Flip to the back and repeat.

4th step – Dig out a long straight black skirt (or slacks) from your closet.

5th step – find Star trek communicator pin.

6th step – get dressed & take picture to show off, or at least show the idea.

7th step – try to recover from the flashes.

I’m a great idea person – I just have problem with the implementation.

My Uniform

My Uniform – (I would ask does this uniform make me look fat, but I know the answer)

1909 Costume Accessories

Back to the Parade, I was to play a young girl in 1909. Well, it has been a long time since I have been young, but I decided to go for it. Since it was a Christmas parade and cold, I knew all i really needed to worry about was the Coat. I had some general ideas, but since my primary winter coat was a mens Army camouflage field jacket (aka, the Ugly Coat), I knew I had to get a new coat.

I found a ladies, US Marine overcoat at the Goodwill. so this became my new winter coat and the basis for the costume.

I then remembered, I had a green plaid fleece remnant, that would be perfect. so over thankgiving, I went to my parents and my mom helped – as in my mom did all the sewing, and I threaded the needles and cut out stuff and thought of the plan – me make a tam, a capelet and my favorite a pair of spats/gaiters. The spats/gaiters are something I had been wanting for a long time because I hate it when my feet get so cold in the winter when the wind blows over the top of my foot.


Materials: Fleece, Velcro – well, the cheap stuff, felt (inside lining), cream colored pearl beads (8mm), elastic and 4 safety pins.

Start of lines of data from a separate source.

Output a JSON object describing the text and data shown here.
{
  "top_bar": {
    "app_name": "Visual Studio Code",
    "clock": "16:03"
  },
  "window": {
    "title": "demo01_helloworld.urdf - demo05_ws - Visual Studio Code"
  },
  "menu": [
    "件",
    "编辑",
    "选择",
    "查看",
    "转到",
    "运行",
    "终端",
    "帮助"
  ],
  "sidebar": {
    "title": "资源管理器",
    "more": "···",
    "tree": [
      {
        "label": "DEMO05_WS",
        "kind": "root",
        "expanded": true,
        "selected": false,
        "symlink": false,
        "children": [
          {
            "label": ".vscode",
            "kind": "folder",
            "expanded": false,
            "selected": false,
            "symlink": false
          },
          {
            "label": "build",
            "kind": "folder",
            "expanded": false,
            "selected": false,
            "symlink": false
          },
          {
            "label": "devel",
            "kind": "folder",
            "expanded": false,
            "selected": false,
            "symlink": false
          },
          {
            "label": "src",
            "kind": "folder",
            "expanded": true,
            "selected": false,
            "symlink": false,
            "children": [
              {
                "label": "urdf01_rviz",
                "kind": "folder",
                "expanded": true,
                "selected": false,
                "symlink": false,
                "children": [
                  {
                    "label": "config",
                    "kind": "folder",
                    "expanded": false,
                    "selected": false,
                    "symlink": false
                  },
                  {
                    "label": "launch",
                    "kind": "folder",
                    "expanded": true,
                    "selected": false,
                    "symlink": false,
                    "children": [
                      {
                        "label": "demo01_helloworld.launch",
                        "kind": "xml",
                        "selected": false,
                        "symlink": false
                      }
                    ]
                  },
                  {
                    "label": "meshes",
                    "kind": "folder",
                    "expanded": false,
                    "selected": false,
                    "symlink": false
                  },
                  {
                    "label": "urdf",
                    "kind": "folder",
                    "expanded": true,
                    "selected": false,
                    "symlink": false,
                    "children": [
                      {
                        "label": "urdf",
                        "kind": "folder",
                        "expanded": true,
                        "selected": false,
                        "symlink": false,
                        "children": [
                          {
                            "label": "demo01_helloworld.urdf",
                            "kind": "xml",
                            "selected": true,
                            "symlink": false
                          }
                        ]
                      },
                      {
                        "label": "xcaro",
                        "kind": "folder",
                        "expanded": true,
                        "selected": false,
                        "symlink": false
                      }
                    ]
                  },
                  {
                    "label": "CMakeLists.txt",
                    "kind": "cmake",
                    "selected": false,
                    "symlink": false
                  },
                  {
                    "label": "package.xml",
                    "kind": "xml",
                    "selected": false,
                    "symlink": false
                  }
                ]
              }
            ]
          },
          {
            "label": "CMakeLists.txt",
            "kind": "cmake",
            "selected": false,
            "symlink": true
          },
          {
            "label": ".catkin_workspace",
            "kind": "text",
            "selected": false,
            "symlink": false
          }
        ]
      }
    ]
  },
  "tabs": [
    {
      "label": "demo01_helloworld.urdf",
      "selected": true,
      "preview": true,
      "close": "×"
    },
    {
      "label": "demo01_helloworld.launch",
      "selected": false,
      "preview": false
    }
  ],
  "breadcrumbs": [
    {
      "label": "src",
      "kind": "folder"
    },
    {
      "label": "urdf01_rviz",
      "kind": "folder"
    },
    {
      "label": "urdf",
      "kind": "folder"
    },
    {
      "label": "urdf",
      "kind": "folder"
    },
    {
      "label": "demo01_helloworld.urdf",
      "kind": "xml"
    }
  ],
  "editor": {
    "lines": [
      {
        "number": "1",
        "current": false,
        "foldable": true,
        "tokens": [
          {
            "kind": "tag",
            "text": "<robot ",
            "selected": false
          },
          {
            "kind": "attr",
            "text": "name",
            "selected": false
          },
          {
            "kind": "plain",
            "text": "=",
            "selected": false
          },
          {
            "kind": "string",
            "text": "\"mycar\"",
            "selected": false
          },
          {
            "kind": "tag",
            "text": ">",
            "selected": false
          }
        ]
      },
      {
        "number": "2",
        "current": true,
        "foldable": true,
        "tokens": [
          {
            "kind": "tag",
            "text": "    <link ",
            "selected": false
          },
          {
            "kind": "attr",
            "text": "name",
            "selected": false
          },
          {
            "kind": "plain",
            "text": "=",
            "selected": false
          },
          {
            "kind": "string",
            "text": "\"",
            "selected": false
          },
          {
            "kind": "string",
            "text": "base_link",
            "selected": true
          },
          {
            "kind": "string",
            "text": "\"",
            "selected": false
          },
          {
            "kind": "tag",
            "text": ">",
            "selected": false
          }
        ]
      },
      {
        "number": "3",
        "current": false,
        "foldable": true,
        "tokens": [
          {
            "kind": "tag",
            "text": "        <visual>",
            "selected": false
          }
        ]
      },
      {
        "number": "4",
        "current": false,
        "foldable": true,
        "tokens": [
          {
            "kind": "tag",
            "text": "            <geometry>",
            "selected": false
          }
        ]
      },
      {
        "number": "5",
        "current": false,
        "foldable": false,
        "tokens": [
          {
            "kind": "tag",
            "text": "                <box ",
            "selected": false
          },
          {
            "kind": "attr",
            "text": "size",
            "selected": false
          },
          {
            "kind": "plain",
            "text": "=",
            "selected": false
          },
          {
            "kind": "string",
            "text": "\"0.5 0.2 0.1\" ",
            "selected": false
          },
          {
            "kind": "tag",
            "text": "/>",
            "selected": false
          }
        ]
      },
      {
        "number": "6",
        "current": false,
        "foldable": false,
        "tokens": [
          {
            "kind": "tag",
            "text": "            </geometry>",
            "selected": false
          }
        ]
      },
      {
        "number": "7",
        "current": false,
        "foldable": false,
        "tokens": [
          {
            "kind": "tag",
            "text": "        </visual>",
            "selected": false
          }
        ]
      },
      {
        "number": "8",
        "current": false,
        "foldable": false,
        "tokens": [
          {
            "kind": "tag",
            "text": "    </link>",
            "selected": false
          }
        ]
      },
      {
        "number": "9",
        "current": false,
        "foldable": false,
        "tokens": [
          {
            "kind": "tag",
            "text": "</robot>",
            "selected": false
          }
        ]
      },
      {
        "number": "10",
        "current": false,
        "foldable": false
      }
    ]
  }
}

a couple years ago, I had purchased a pair of spats from ebay – they were kinda old but were the shape I wanted. They became my pattern. (I think I left them at mom & dad’s). After numerous trials and trying on paper patterns, my mom sized the pattern to fit me. I then cut out the felt/fleece (the felt was to stiffen the fabric and provide extra warmth.) and my mom sewed them together. Afterwards, I did the notions – that is I added the Velcro with the the pearl beads to mimic the look of buttons (I didn’t want to deal with real buttons or a zipper), and an elastic strap to go under the shoe and keep it in place.

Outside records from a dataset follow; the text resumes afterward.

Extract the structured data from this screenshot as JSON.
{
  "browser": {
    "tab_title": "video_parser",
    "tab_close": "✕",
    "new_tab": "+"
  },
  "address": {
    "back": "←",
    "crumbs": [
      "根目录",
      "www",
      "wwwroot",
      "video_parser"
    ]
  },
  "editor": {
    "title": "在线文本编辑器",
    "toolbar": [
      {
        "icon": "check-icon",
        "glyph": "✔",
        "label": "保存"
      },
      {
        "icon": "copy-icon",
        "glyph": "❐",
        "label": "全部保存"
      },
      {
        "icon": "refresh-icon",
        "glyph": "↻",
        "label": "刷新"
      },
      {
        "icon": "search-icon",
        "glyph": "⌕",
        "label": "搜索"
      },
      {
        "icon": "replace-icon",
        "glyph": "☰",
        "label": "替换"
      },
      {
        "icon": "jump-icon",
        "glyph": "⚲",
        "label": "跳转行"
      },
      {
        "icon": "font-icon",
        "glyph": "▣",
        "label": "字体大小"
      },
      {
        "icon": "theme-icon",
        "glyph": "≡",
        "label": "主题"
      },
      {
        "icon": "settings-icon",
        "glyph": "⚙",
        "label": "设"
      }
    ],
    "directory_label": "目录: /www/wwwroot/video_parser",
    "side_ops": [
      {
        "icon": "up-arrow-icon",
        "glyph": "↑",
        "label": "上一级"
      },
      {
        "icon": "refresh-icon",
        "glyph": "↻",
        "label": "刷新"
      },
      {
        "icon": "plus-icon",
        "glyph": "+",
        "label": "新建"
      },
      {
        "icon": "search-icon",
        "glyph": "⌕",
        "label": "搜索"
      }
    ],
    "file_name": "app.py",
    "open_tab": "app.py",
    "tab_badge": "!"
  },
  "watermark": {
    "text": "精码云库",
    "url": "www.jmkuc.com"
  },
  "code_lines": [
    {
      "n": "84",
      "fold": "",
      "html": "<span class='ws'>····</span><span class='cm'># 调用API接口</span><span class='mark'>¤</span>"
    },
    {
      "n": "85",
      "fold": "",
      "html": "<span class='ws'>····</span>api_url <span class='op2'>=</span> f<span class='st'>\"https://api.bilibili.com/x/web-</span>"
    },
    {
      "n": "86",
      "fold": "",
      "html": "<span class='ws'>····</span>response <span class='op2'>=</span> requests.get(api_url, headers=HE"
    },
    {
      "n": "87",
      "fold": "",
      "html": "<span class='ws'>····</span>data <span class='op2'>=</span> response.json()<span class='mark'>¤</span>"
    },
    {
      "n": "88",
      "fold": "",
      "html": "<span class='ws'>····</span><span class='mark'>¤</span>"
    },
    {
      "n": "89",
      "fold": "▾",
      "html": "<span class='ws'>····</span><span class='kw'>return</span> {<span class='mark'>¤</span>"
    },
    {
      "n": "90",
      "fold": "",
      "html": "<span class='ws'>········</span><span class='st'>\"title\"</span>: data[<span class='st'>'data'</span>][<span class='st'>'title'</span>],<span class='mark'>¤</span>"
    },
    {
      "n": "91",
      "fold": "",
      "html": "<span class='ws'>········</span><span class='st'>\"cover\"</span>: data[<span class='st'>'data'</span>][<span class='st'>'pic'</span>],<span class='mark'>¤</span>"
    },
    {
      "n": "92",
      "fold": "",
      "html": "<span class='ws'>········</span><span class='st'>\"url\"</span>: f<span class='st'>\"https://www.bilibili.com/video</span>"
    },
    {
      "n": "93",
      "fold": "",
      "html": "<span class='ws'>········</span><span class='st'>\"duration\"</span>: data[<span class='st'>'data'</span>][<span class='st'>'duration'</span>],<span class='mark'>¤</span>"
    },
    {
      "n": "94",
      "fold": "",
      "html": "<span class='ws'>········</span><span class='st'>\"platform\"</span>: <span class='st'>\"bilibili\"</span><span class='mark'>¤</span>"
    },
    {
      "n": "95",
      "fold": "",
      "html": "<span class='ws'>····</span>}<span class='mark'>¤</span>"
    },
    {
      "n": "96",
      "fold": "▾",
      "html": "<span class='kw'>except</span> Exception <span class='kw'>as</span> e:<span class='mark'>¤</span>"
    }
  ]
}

The elastic was another Karen detail. I fastened them with tiny safety pins. (last winter my main pair of shoes was black ballet flats) That way if the elastic strap got muddy or I wore a wider shoe, or non-black, I could change the elastic to suit the shoes.

This is how they looked when finished (I didn’t sew the pearls on tight enough on one of the pair, so over time they dropped off. (BTW, the sad part was that the trailer we were riding on had a wall about a foot or so tall, so no one could see my spats.

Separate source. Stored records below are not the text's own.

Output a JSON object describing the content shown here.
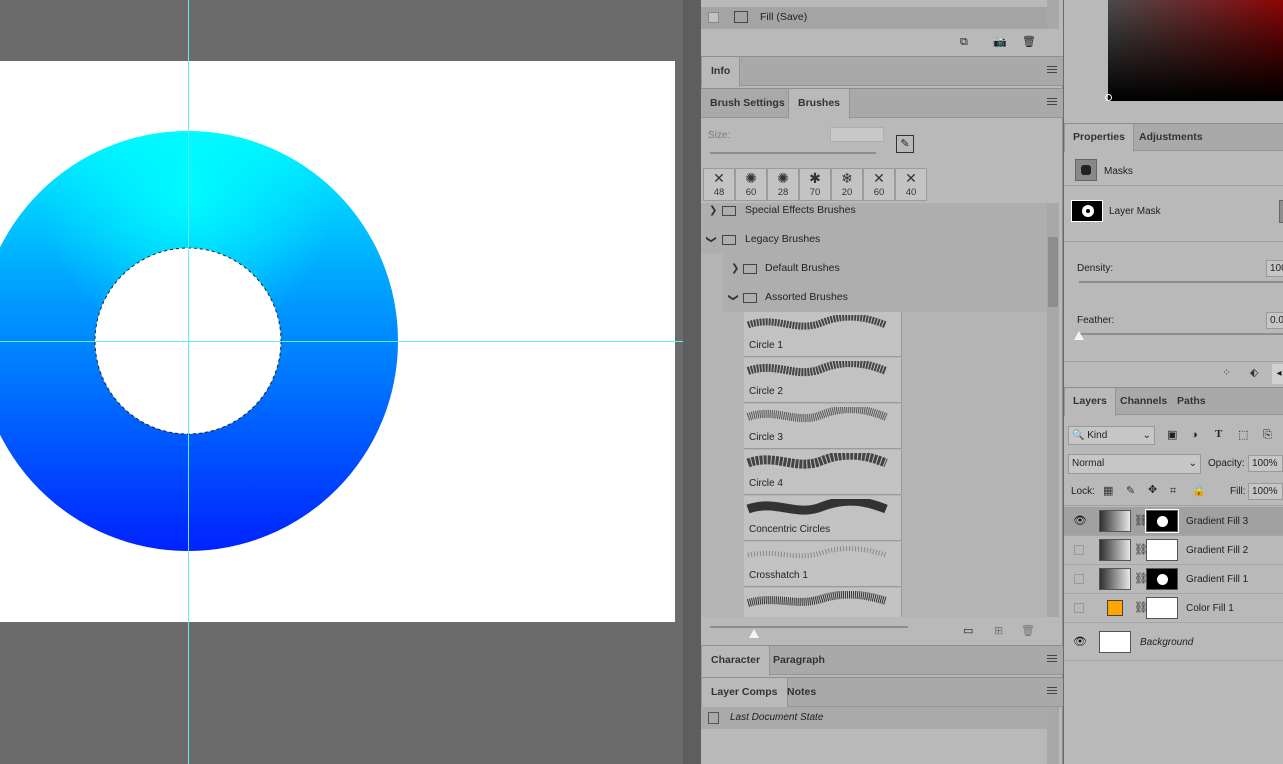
{
  "history": {
    "last_state_label": "Fill (Save)"
  },
  "info_panel": {
    "tab_label": "Info"
  },
  "brushes_panel": {
    "tabs": [
      "Brush Settings",
      "Brushes"
    ],
    "size_label": "Size:",
    "presets": [
      {
        "symbol": "✕",
        "size": "48"
      },
      {
        "symbol": "✺",
        "size": "60"
      },
      {
        "symbol": "✺",
        "size": "28"
      },
      {
        "symbol": "✱",
        "size": "70"
      },
      {
        "symbol": "❄",
        "size": "20"
      },
      {
        "symbol": "✕",
        "size": "60"
      },
      {
        "symbol": "✕",
        "size": "40"
      }
    ],
    "folders": {
      "special_effects": "Special Effects Brushes",
      "legacy": "Legacy Brushes",
      "default": "Default Brushes",
      "assorted": "Assorted Brushes"
    },
    "brushes": [
      "Circle 1",
      "Circle 2",
      "Circle 3",
      "Circle 4",
      "Concentric Circles",
      "Crosshatch 1"
    ]
  },
  "character_panel": {
    "tabs": [
      "Character",
      "Paragraph"
    ]
  },
  "layer_comps_panel": {
    "tabs": [
      "Layer Comps",
      "Notes"
    ],
    "item": "Last Document State"
  },
  "properties_panel": {
    "tabs": [
      "Properties",
      "Adjustments"
    ],
    "section": "Masks",
    "mask_type": "Layer Mask",
    "density_label": "Density:",
    "density_value": "100",
    "feather_label": "Feather:",
    "feather_value": "0.0"
  },
  "layers_panel": {
    "tabs": [
      "Layers",
      "Channels",
      "Paths"
    ],
    "filter_label": "Kind",
    "blend_mode": "Normal",
    "opacity_label": "Opacity:",
    "opacity_value": "100%",
    "lock_label": "Lock:",
    "fill_label": "Fill:",
    "fill_value": "100%",
    "layers": [
      {
        "name": "Gradient Fill 3",
        "visible": true,
        "selected": true
      },
      {
        "name": "Gradient Fill 2",
        "visible": false,
        "selected": false
      },
      {
        "name": "Gradient Fill 1",
        "visible": false,
        "selected": false
      },
      {
        "name": "Color Fill 1",
        "visible": false,
        "selected": false
      },
      {
        "name": "Background",
        "visible": true,
        "selected": false
      }
    ]
  },
  "colors": {
    "guide": "#5ff2f2",
    "ring_top": "#00f7ff",
    "ring_bottom": "#0028ff",
    "color_fill_swatch": "#ffa500"
  }
}
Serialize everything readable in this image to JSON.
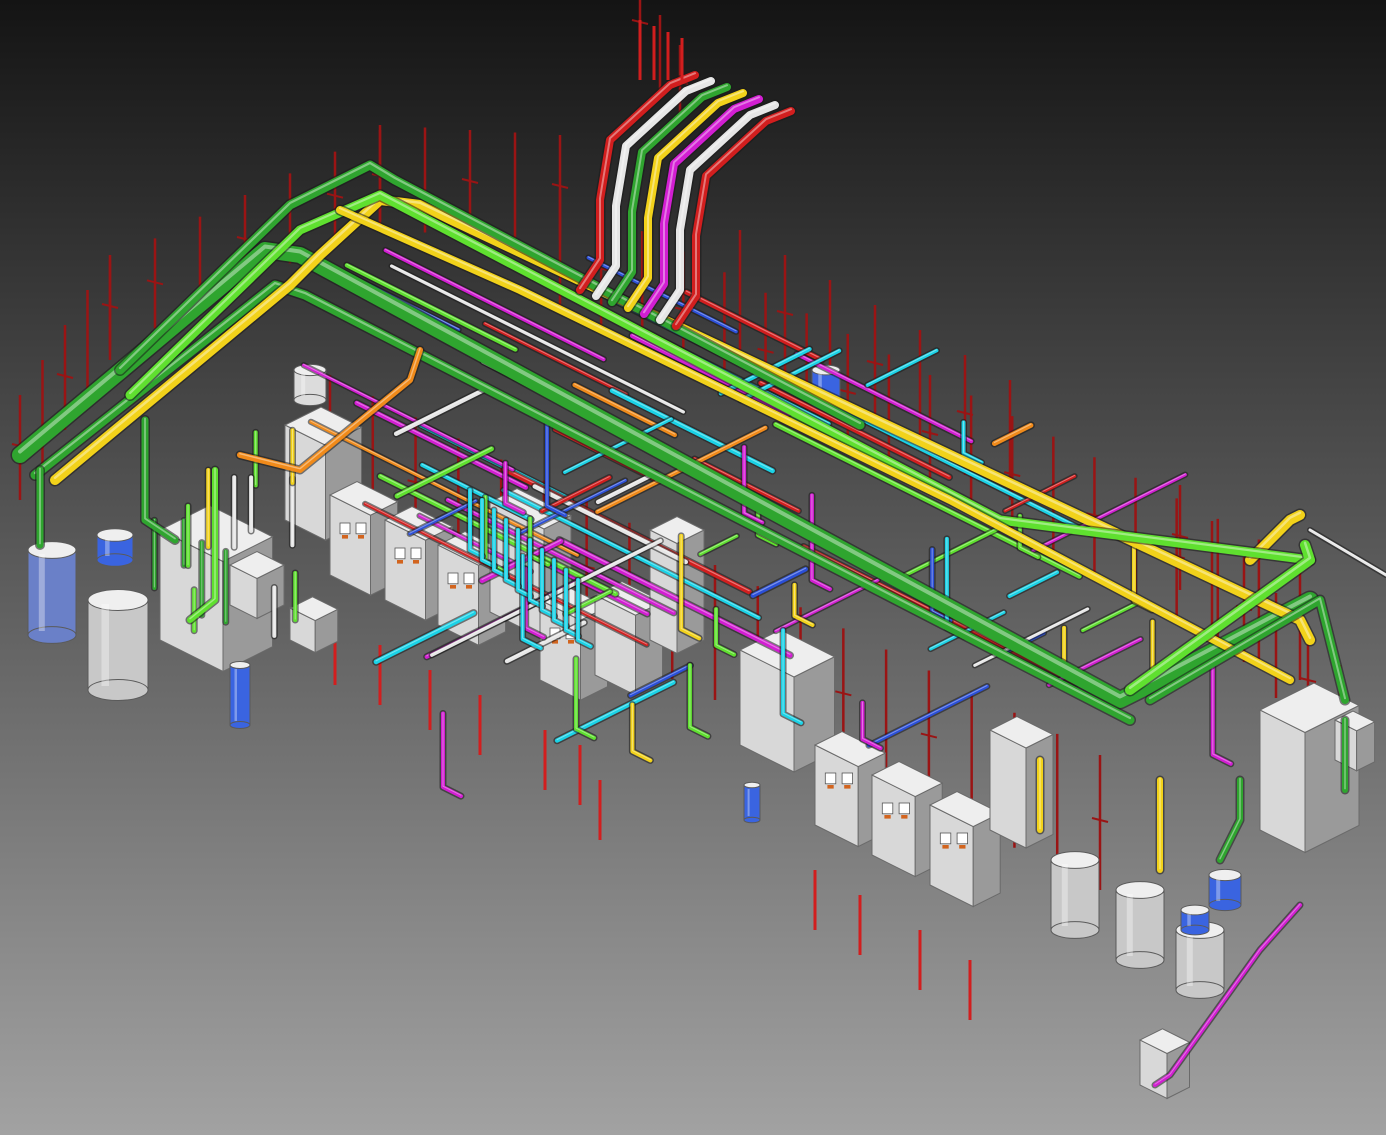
{
  "scene": {
    "subject": "isometric-piping-plant-render",
    "background": {
      "top": "#141414",
      "bottom": "#a2a2a2"
    },
    "pipe_colors": {
      "green": "#2fa52f",
      "lime": "#5fe02f",
      "yellow": "#f2d21a",
      "orange": "#f08a1a",
      "magenta": "#d21ed2",
      "cyan": "#1ad2e6",
      "blue": "#2b4fd8",
      "red": "#d21e1e",
      "white": "#e6e6e6",
      "support": "#9a1414"
    },
    "equipment_colors": {
      "cabinet": "#d8d8d8",
      "cabinet_shade": "#9a9a9a",
      "tank": "#c8c8c8",
      "tank_blue": "#6a80c8",
      "pump_blue": "#3a64e0"
    }
  }
}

The tam, was simply a rework of an pattern from probably the early 90s. I didn’t have enough fabric, so instead of making one big circle, we made 2 smaller half circles. I like the look alot better. We (we meaning my mom) lined with some white material she had lying around, and she added some elastic to the back so it would fit me better.

The Capelet was from the pattern I bought for the Muff for the other costume (that muff was actually never used – she was snowed in). The Capelet, I felt, was the crucial part to make my coat look like it was from the turn of last century. We basically followed the pattern directions (just removed the steps for adding interfacing and lining etc). For the clasp, we wanted to go with what we already had lying around. So we found some pretty pearly buttons. I sewed them on and then ran elastic thru one of them and made a loop to make a quasi-clasp. I wanted to put some straps under the capelet to fasten to the epaulettes on my coat. But I never did – maybe before next winter. Here is the detail on the quasi-clasp and the back of the capelet – not sure why I didn’t take a picture of the front. I don’t have a picture of me wearing the costume because I hate to have my picture taken.

With the exception of the capelet, this costume became my basic winter coat. I need a coordinating scarf/gloves for next winter – I am learning to knit (very poorly), so maybe I will knit me one. Right now, I am going to try to knit a Doctor Who type scarf.